Катя выпустила изъ рукъ передникъ; на лицѣ ея отразилось больше смущенія, чѣмъ радости… Она застѣнчиво сказала:
— Братецъ Саша!
Она, видимо, не знала, какъ поступить при такой неожиданной встрѣчѣ. Александръ Николаевичъ обнялъ ее и поцѣловалъ. Онъ съ любопытствомъ всматривался въ нее, напрасно стараясь найти въ чертахъ стоявшей предъ нимъ крестьянки черты Кати, такъ памятной и дорогой его воображенію.
— Не смотрите, братецъ, — конфузливо смѣясь, сказала Катя, — я съ огорода, чучеломъ… вѣдь нынче будни… Войдите въ хату. Я самоваръ вамъ поставлю и приберусь, пока вскипитъ.
Въ хатѣ было чисто и просторно, — сразу видать, что жилье семьи съ достаткомъ и не слишкомъ людной.
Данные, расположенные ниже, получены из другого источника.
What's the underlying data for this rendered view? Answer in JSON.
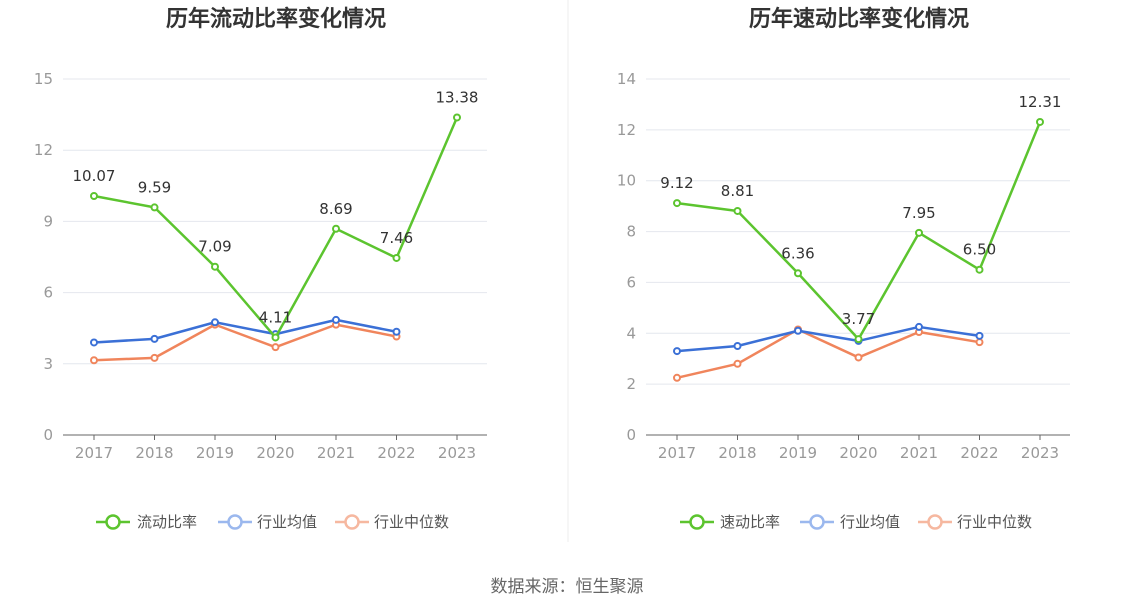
{
  "source": "数据来源：恒生聚源",
  "colors": {
    "primary": "#5cc42f",
    "avg": "#3b70d6",
    "median": "#f0855c",
    "avg_legend": "#9bb8ee",
    "median_legend": "#f6b8a0",
    "grid": "#e4e7ee",
    "axis": "#666666"
  },
  "chart_data": [
    {
      "type": "line",
      "title": "历年流动比率变化情况",
      "categories": [
        "2017",
        "2018",
        "2019",
        "2020",
        "2021",
        "2022",
        "2023"
      ],
      "ylim": [
        0,
        15
      ],
      "yticks": [
        0,
        3,
        6,
        9,
        12,
        15
      ],
      "grid": true,
      "legend_position": "bottom",
      "series": [
        {
          "name": "流动比率",
          "values": [
            10.07,
            9.59,
            7.09,
            4.11,
            8.69,
            7.46,
            13.38
          ],
          "labels": [
            "10.07",
            "9.59",
            "7.09",
            "4.11",
            "8.69",
            "7.46",
            "13.38"
          ]
        },
        {
          "name": "行业均值",
          "values": [
            3.9,
            4.05,
            4.75,
            4.25,
            4.85,
            4.35,
            null
          ]
        },
        {
          "name": "行业中位数",
          "values": [
            3.15,
            3.25,
            4.65,
            3.7,
            4.65,
            4.15,
            null
          ]
        }
      ]
    },
    {
      "type": "line",
      "title": "历年速动比率变化情况",
      "categories": [
        "2017",
        "2018",
        "2019",
        "2020",
        "2021",
        "2022",
        "2023"
      ],
      "ylim": [
        0,
        14
      ],
      "yticks": [
        0,
        2,
        4,
        6,
        8,
        10,
        12,
        14
      ],
      "grid": true,
      "legend_position": "bottom",
      "series": [
        {
          "name": "速动比率",
          "values": [
            9.12,
            8.81,
            6.36,
            3.77,
            7.95,
            6.5,
            12.31
          ],
          "labels": [
            "9.12",
            "8.81",
            "6.36",
            "3.77",
            "7.95",
            "6.50",
            "12.31"
          ]
        },
        {
          "name": "行业均值",
          "values": [
            3.3,
            3.5,
            4.1,
            3.7,
            4.25,
            3.9,
            null
          ]
        },
        {
          "name": "行业中位数",
          "values": [
            2.25,
            2.8,
            4.15,
            3.05,
            4.05,
            3.65,
            null
          ]
        }
      ]
    }
  ]
}
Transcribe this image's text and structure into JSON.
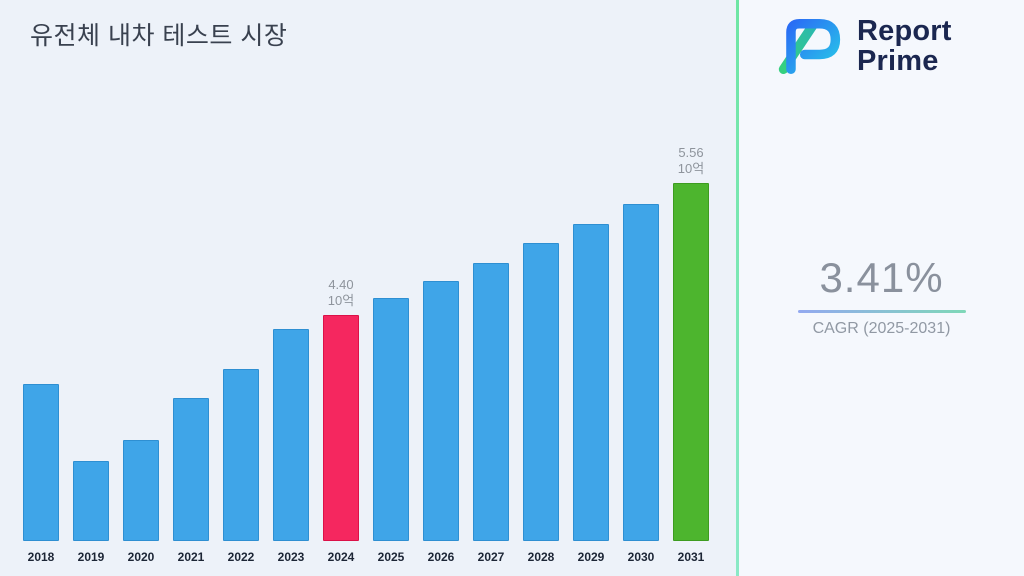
{
  "title": "유전체 내차 테스트 시장",
  "logo": {
    "line1": "Report",
    "line2": "Prime"
  },
  "cagr": {
    "value": "3.41%",
    "label": "CAGR (2025-2031)"
  },
  "chart_data": {
    "type": "bar",
    "title": "유전체 내차 테스트 시장",
    "xlabel": "",
    "ylabel": "",
    "unit": "10억",
    "categories": [
      "2018",
      "2019",
      "2020",
      "2021",
      "2022",
      "2023",
      "2024",
      "2025",
      "2026",
      "2027",
      "2028",
      "2029",
      "2030",
      "2031"
    ],
    "values": [
      3.8,
      3.12,
      3.31,
      3.67,
      3.93,
      4.28,
      4.4,
      4.55,
      4.7,
      4.86,
      5.03,
      5.2,
      5.38,
      5.56
    ],
    "ylim": [
      2.42,
      5.9
    ],
    "grid": false,
    "legend": "none",
    "annotations": [
      {
        "year": "2024",
        "lines": [
          "4.40",
          "10억"
        ]
      },
      {
        "year": "2031",
        "lines": [
          "5.56",
          "10억"
        ]
      }
    ],
    "style": {
      "bar_fill": "#3FA5E8",
      "bar_edge": "#2E8FD2",
      "annotation_color": "#8e949c",
      "highlights": {
        "2024": {
          "fill": "#F5275F",
          "edge": "#DB1148"
        },
        "2031": {
          "fill": "#4DB52E",
          "edge": "#3D9C20"
        }
      }
    }
  },
  "brand_colors": {
    "logo_text": "#1b2750",
    "logo_gradient_blue_start": "#2a6df5",
    "logo_gradient_blue_end": "#28c8e8",
    "logo_gradient_green_start": "#35d07f",
    "logo_gradient_green_end": "#2bb8b0",
    "divider_green": "#6ee6a4",
    "cagr_underline_start": "#93a9f0",
    "cagr_underline_end": "#7fd8b8"
  }
}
Полъ не дальше, какъ въ послѣдній праздникъ, мытый, печь свѣже-выбѣленная, бревенчатая стѣны не черныя, а только бурыя: значить, есть смотрѣніе за домомъ; ни паутины, ни таракановъ. Катя исчезла за перегородку, раздѣлявшую хату пополамъ отъ печи до двери и, послѣ недолгихъ сборовъ, вышла къ брату принаряженною, въ кумачѣ и бусахъ.
— Теперь хоть на человѣка похожа… — сказала она.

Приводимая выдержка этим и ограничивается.